Jika di sebuah daerah matahari
terbit jam 05.30 dan masuknya waktu zuhur pada jam 11.40, maka waktu terbaik
untuk melaksanakan salat Duhanya adalah sekitar jam 08.30 sampai jam 09.00.
Karena jam 08.30 sampai jam 09.00 adalah pertengahan waktu antara terbitnya
matahari dan waktu salat Zuhur di daerah tersebut.
D. Hukum salat Duha dan jumlah rokaat
Pertama: Hukum
melaksanakannya adalah sunah muakkadah (sunah yang sangat ditekankan),
karena salat ini termasuk salah satu wasiat Nabi shallallahu ‘alaihi
wasallam kepada para sahabatnya. Abu Darda’ radhiyallahu ‘anhu mengatakan,
أَوْصَانِي
حَبِيبِي – صلَّى اللهُ عليه وسلَّم – بِثَلَاثٍ، لَنْ أَدَعَهُنَّ مَا عِشْتُ
«بِصِيَامِ ثَلَاثَةِ أَيَّامٍ مِنْ كُلِّ شَهْرٍ، وَصَلَاةِ الضُّحَى، وَبِأَن
لَا أَنَامَ حَتَّى أُوتِرَ
“Kekasihku
(Rasulullah) shallallahu ‘alaihi wasallam mewasiatkan kepadaku tiga
perkara yang tidak akan aku tinggalkan selama aku masih hidup: puasa tiga hari
setiap bulan, shalat Duha, dan aku tidak tidur sehingga salat witir terlebih
dahulu.” (HR.
Muslim no. 722)
Kedua: Jumlah rokaat
Shalat dhuha dikerjakan minimal
dua raka’at sebagaimana dalam hadits Abu Dzar dan Abu Hurairah di atas.
Disebutkan dalam hadits dengan kata “dua rakaat shalat dhuha”.
Namun ulama khilaf mengenai kadar
maksimal rakaat shalat dhuha. Jumhur ulama berpendapat maksimal delapan rakaat.

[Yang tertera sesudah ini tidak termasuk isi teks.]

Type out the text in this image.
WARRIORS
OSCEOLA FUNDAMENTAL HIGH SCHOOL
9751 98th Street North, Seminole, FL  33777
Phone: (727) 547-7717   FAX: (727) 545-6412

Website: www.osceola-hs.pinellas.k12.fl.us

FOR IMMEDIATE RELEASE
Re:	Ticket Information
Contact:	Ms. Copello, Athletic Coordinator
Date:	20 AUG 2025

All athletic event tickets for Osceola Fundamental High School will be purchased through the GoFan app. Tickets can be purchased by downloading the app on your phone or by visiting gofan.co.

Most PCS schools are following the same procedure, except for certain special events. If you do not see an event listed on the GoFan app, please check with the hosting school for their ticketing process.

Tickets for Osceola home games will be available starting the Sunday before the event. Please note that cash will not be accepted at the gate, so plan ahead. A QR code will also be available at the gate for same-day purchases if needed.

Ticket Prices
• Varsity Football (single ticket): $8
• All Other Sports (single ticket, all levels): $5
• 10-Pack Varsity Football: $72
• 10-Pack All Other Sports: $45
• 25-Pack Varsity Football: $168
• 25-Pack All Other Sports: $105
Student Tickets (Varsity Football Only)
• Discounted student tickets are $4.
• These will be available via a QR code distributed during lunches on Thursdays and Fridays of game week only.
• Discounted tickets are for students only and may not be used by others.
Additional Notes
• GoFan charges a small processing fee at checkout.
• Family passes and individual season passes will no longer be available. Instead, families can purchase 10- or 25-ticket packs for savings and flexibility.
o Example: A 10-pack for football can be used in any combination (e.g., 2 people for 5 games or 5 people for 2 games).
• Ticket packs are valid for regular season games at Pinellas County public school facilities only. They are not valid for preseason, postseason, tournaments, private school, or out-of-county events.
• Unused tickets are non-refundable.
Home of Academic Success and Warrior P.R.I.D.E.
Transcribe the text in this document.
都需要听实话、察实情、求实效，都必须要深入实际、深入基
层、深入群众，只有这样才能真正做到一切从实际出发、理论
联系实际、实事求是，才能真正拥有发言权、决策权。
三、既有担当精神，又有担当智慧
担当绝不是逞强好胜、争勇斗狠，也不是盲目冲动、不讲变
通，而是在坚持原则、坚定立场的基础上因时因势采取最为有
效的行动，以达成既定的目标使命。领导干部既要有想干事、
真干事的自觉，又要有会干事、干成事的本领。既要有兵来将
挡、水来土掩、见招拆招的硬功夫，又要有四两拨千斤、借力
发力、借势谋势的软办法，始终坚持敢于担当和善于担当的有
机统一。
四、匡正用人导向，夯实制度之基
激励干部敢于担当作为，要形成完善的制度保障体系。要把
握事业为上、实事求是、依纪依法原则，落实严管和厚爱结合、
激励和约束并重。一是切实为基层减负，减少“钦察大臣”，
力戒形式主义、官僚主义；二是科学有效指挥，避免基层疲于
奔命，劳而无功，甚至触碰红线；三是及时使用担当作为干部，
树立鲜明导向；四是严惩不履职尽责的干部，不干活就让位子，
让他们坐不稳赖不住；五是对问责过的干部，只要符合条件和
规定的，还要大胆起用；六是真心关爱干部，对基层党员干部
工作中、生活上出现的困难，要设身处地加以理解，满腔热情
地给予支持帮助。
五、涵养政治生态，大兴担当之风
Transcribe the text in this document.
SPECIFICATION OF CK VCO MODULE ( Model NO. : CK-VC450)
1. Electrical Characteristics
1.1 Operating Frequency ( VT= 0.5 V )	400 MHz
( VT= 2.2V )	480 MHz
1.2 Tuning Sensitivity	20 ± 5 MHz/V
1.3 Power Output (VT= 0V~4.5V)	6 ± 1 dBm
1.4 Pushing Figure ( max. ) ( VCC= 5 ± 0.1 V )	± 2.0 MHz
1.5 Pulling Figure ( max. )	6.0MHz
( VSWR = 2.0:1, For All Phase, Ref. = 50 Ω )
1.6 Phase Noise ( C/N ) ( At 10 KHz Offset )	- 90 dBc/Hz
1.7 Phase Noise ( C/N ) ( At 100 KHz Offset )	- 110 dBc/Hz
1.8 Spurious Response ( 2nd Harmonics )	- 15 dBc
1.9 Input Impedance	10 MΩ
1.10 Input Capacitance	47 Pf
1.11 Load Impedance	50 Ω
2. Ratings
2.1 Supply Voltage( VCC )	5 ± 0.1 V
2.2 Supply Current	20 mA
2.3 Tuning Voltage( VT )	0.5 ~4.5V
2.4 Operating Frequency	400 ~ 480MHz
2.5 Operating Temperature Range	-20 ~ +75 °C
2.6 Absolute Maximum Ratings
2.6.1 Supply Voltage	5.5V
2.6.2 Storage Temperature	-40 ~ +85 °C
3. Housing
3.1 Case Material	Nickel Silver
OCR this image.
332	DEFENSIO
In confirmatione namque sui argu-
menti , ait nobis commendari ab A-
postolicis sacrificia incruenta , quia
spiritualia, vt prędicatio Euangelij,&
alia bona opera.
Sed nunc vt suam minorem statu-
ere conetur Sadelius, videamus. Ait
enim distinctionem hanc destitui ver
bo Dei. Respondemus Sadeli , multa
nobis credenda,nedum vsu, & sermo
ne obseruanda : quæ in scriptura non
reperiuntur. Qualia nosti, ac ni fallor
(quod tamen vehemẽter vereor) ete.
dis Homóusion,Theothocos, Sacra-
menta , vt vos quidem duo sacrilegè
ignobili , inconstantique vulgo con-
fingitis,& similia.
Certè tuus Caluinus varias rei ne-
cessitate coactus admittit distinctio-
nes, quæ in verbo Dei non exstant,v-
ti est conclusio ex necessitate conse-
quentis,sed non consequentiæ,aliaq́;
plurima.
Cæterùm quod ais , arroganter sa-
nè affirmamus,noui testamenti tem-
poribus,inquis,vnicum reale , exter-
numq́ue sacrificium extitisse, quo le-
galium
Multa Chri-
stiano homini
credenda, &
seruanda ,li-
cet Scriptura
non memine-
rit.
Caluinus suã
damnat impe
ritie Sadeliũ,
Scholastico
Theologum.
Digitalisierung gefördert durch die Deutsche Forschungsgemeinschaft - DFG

Berdasarkan hadits dari Ummu Hani’:
أنَّ
النبيَّ صلَّى اللهُ عليه وسلَّم عامَ الفتحِ صلَّى ثمانَ ركعاتٍ سُبحةَ الضُّحى
“Nabi Shallallahu’alaihi Wasallam
di tahun terjadinya Fathu Makkah beliau shalat delapan rakaat shalat dhuha”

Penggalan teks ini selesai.